Un altro best seller non ancora arrivato in Italia è “Off the Charts” di Ann Hulbert, dove si raccontano le storie segrete di alcuni enfant prodige americani.

Ore strappate all’infanzia per sviluppare il talento in una società che mitizza il successo individuale.

Possiamo davvero imparare qualcosa? I bambini prodigio sono una razza a parte o sono solo bambini più tenaci degli altri? La tenacia è una dote?

Il racconto ci porta a una conclusione che va in direzione opposta rispetto al libro precedente.
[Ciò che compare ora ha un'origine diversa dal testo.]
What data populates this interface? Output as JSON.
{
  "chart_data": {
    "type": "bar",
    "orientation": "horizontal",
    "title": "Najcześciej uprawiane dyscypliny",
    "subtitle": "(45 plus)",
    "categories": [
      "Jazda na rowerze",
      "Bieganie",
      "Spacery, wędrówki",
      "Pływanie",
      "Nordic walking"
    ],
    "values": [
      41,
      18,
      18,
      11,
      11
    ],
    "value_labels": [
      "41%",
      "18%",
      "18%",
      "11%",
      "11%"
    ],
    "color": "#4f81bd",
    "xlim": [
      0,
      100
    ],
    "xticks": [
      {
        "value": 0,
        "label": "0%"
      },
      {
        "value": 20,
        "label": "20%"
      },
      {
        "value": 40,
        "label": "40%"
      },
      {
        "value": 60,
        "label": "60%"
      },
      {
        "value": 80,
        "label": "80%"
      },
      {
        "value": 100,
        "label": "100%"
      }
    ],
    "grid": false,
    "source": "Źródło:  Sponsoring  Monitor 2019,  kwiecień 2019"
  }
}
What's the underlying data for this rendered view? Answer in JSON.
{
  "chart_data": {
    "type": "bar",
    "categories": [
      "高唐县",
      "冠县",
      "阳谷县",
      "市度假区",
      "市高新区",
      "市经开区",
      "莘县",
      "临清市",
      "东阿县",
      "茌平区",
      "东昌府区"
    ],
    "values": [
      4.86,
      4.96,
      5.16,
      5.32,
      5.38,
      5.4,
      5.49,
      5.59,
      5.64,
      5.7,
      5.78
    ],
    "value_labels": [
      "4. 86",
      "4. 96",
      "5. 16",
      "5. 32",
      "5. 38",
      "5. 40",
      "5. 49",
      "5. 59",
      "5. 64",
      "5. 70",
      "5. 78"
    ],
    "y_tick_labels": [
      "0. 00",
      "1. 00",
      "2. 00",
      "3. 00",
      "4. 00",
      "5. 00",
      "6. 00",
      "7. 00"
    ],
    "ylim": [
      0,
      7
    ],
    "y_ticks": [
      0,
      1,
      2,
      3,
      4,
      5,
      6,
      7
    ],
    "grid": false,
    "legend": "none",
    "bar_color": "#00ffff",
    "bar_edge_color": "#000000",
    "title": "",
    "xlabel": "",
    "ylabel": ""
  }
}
Non soltanto serve tanto hovering con i figli, ma bisogna stargli col fiato sul collo se vogliamo che diventino adulti di successo.

Norwich e la non competitività

Diciamo di essere orientati a un modello di genitorialità senza stress, senza hovering e con poca competitività. “Quando un ragazzo segna due goal, viene sostituito per dare l’occasione di segnare a un altro ragazzo”.

Vi piace questo metodo? Funziona a Norwich City, una cittadina inglese che ha il curioso primato di avere pochi abitanti e tanti atleti che salgono sul podio.
La lezione di Norwich piace anche a noi, però nessuno ci ha scritto un libro.

La “non-competitività”, il “non-stress” sembrano essere metodi migliori per diventare adulti. Un metodo che avvicina al successo attraverso valori che contano. Valori buoni e non scorciatoie.

Il successo o il flusso?

I risultati dell’educazione sono sempre ambigui. Osservando bambini e ragazzi possiamo notare che dal loro punto di vista la realizzazione conta molto di più del successo.

Cos’è la realizzazione? Quel senso interiore di padronanza. Quel momento in cui il difficile diventa facile. La gara vinta. La presentazione eccellente. L’inafferrabile senso di padronanza, che sia nei muscoli o nella testa, è molto più appagante della concretezza del successo e della vittoria.

Ciò che ci sostiene in qualsiasi competizione è lo stato interiore. Il punto in cui la competizione sparisce. Ciò che ci rafforza nella lotta è il momento in cui dimentichiamo la lotta.

Le catene della causalità

Alla base dei manuali per genitori c’è quella che potrebbe essere chiamata “la catastrofe causale”. Vale a dire: per valutare la correttezza o la scorrettezza di un certo metodo di crescere i bambini, bisogna valutare l’adulto prodotto da quel metodo.

Le catene delle causalità umane sono, però, se non infinite, lunghissime. Prima o poi le cattive conseguenze dell’educazione usciranno fuori, è sicuro.

Il punto è che noi detestiamo il metodo del genitore elicottero non perché a lungo termine non pagherà in termini educativi (forse pagherà pure). Lo detestiamo perché è odioso, adesso.

Lo scopo di un bambino è essere un bambino

L’infanzia – come il vivere in generale – non deve essere considerata come una catena di cause che portano a un risultato finale. “Fai questo e succede quello” non funziona, mai.

Niente in particolare funziona nell’educazione dei bambini, proprio perché tutto funziona. Se i bambini sono felici, se acquisiscono padronanza, è tutto ciò che possiamo chiedere per loro. Che sia a Berlino, a Brooklyn o a Milano, niente funziona a lungo termine, perché l’errore è proprio pensare che ciò che conta è il lungo termine.

Un filosofo russo dell’Ottocento, Alexander Herzen, aveva visto morire annegato uno dei suoi figli. Dopo questo fatto scrisse: “Visto che i bambini crescono, pensiamo che lo scopo della vita di un bambino sia crescere. Lo scopo di un bambino è essere un bambino. La natura non disdegna ciò che vive anche solo un giorno, ma versa tutta se stessa in ogni momento. Il dono della vita è nel flusso. Dopo è troppo tardi”.